Terry Henson's picture

Thanks for sharing Alex. :)

Heratch Ekmekjian's picture

Thanks, that was very nice. The photos shown on his website are lovely as well.

Vincent Alongi's picture

First off, in this clip he's 83. He could pass for his mid-50s and he's vibrant. Not only a grand photographer, but he apparently found the fountain of youth in his travels...

His works are exceptional. It seems the more you dig looking for the masters of this art, the more you're astonished at what people capture. Thanks for putting this up, Alex...

"I'm not trying to prove anything politically or otherwise. I'm interested in beauty and the, sort of the, subtle moments of everyday life."
My kind of photographer! :-)

Vincent Alongi's picture

Bingo. While creating a scene, it's about documenting and not necessarily influencing.

very nice, and those images are incredible

Jesse Ababio's picture

Thanks Alex, very helpful

Ken Flanagan's picture

What a beautiful thing this is.

Vincent Alongi's picture

I'll put this out there, as I think about what you've said.

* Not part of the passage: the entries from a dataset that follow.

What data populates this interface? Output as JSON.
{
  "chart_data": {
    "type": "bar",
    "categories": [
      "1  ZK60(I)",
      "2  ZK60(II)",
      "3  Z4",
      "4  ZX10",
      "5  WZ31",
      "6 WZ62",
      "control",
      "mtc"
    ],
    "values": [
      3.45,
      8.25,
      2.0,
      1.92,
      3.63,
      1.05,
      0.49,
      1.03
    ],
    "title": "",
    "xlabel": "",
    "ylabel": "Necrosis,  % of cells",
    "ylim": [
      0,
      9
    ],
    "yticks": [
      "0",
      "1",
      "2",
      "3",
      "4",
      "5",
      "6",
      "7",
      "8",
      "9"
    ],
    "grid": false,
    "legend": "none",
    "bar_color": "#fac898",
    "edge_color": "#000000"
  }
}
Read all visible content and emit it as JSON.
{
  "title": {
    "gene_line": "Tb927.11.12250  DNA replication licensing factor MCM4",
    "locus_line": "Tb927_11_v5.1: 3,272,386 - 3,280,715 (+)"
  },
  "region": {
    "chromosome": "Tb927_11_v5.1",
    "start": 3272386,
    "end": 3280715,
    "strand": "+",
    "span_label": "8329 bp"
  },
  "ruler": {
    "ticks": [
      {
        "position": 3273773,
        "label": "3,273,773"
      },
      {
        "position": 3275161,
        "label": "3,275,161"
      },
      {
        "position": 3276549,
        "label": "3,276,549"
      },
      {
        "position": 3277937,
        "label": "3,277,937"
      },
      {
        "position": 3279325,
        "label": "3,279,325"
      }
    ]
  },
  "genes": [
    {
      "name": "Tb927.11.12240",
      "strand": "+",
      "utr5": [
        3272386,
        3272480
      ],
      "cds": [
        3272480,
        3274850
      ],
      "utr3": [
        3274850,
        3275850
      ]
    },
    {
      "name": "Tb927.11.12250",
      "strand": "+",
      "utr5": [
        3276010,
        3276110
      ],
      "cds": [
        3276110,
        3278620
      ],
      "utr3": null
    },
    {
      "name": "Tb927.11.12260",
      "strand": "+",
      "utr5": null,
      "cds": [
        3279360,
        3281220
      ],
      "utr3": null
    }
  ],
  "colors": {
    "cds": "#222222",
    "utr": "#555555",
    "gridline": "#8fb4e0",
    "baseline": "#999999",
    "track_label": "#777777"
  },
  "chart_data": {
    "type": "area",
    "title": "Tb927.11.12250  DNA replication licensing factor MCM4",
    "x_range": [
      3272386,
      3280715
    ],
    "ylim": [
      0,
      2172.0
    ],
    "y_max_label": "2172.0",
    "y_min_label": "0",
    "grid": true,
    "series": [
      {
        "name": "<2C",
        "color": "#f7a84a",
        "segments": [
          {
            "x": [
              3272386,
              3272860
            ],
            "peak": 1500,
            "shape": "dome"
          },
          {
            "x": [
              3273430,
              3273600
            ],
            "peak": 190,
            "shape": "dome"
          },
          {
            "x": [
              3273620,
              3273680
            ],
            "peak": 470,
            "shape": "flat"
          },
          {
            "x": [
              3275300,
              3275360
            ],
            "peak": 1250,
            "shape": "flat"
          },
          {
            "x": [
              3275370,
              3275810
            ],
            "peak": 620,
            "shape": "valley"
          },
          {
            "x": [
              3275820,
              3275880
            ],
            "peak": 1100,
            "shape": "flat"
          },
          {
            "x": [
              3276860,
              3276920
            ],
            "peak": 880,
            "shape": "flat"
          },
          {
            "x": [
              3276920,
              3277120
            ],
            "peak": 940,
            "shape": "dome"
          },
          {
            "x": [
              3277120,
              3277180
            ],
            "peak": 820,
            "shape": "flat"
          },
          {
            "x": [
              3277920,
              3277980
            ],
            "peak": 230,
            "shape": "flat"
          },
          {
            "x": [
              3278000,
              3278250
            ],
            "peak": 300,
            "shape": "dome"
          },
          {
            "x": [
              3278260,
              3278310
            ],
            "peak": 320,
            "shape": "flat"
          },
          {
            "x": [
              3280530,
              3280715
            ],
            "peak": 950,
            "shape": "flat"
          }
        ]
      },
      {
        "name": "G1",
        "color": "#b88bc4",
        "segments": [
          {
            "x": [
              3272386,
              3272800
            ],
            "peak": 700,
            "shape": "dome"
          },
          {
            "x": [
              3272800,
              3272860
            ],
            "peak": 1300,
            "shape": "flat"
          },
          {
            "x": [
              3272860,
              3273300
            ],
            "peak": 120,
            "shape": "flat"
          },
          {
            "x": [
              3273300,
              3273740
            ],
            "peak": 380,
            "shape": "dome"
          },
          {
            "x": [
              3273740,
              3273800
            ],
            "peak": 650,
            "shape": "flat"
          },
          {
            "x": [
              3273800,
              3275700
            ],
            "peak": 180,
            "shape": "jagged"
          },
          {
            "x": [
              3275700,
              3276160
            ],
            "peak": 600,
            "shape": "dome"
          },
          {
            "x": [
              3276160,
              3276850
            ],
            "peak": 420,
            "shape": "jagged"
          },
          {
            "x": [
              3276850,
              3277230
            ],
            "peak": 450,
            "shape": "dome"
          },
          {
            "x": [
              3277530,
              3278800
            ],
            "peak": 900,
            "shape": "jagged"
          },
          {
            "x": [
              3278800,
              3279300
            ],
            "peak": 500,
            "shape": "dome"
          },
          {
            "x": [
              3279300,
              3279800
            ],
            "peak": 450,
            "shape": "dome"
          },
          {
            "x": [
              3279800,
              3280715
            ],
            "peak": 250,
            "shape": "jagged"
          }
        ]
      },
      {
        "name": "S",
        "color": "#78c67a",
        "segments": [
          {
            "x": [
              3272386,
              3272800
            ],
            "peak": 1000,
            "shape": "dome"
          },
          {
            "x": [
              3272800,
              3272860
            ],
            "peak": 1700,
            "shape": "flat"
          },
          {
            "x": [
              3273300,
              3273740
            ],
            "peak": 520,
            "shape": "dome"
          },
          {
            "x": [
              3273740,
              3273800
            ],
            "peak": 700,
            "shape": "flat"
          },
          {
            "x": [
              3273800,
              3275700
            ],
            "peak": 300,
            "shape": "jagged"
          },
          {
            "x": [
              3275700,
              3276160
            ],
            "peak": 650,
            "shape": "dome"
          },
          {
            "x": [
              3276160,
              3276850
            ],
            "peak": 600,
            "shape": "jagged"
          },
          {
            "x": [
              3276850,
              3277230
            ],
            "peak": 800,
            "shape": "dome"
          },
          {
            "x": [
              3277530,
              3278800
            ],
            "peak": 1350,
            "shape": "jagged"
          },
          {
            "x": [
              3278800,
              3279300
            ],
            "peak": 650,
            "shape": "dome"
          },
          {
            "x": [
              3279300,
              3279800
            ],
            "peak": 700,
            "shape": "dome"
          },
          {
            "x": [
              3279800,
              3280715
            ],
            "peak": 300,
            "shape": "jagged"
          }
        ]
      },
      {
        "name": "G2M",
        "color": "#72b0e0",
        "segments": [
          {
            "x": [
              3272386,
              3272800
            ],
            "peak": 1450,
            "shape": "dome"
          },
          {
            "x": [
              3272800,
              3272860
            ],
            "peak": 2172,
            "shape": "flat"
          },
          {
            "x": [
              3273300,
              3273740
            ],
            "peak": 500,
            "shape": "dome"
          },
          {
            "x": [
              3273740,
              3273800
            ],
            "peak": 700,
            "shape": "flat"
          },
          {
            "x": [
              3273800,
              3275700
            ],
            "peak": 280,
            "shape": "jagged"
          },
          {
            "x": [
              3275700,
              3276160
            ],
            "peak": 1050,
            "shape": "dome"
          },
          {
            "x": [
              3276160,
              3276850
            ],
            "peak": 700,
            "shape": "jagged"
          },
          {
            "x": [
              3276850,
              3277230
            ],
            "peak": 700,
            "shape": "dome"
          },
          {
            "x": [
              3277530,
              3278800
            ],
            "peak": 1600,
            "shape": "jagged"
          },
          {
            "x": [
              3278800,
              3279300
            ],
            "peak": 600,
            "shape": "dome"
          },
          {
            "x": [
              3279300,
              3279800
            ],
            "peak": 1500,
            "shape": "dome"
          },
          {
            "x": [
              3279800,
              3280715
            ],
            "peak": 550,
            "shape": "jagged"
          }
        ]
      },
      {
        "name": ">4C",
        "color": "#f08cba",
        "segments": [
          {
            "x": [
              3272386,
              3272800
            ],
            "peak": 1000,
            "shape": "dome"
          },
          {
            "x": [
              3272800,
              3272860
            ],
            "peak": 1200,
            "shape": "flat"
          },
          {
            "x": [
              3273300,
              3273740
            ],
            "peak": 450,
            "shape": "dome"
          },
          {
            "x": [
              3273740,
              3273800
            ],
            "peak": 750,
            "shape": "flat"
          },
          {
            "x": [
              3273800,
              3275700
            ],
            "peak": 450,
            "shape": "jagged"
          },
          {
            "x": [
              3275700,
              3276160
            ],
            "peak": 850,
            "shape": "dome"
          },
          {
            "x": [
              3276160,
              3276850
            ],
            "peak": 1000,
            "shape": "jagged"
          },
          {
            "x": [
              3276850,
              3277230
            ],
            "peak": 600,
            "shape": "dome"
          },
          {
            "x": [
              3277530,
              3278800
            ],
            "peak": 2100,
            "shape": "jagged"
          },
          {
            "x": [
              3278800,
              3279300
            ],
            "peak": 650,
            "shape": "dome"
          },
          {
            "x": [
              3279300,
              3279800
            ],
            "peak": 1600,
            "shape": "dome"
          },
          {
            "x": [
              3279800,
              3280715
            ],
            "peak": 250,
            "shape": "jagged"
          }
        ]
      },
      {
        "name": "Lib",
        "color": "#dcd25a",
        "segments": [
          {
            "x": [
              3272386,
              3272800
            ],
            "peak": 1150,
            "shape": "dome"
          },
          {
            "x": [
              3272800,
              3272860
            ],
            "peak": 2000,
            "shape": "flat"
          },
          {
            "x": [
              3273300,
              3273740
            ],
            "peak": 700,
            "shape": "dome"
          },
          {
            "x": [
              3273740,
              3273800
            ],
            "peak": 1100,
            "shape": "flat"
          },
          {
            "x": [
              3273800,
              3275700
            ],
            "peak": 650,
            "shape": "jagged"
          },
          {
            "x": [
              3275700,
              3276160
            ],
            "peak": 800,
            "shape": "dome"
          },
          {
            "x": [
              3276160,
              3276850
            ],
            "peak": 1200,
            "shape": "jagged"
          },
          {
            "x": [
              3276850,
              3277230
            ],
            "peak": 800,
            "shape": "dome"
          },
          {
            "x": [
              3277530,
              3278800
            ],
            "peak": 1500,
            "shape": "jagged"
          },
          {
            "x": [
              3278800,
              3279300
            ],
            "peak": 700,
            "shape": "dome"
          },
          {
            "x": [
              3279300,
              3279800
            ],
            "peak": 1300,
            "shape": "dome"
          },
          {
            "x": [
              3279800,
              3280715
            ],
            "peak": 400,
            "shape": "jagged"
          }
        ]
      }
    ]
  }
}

Today's photography (and technology) is by-and-by predicated on sharing and social media. I'm probably talking more to the amateur / enthusiast, as professionals are shooting for a client and not likes or a gathering. If you're around here, Facebook, Instagram, 500px, etc., you're exposed to countless images that no doubt influence your next shot in that you see something and want to replicate it, it's style or technique. That's today, when I can lay in bed before I wake up and rifle through countless pictures.

Days of film, and thinking of Mr. Van Sickle, that didn't exist. Just the pure art of photography. They'd develop their images (they had to!), rinse and repeat. Obviously there were shows, galleries and clubs to see what other people were doing. But there wasn't the sheer volume of people with cameras (and cell phone cameras). No internet to blast their stuff out into the world.

It's not even the same world that Van Sickle came up through. His works are genuine, gorgeous and thought provoking. The patience that was required, we can't appreciate now. Bob's point above about content, composition- that's the art of it all. Good stuff. Even if we all put down our digital cameras and went film to stem the instant gratification, we can still scour the 'net.

I love the grainy look. It's gorgeous with the right shot.

Anonymous's picture

Ironically it's not cell phones that are killing photography it's post processing. The feel of photography has become remarkably similar and that feel is unrealistic and very commercial, even, or should I say especially the landscapes. Cell phones on the other hand are more grounded in actual recording of events and reality. I sometimes feel many of today's photographers are at war with reality and I linger more and more in pre-digital collections for genuine satisfaction.

Nice feature

Dana Goldstein's picture

Thanks, Alex. Would love to see more of these discussions and points of view.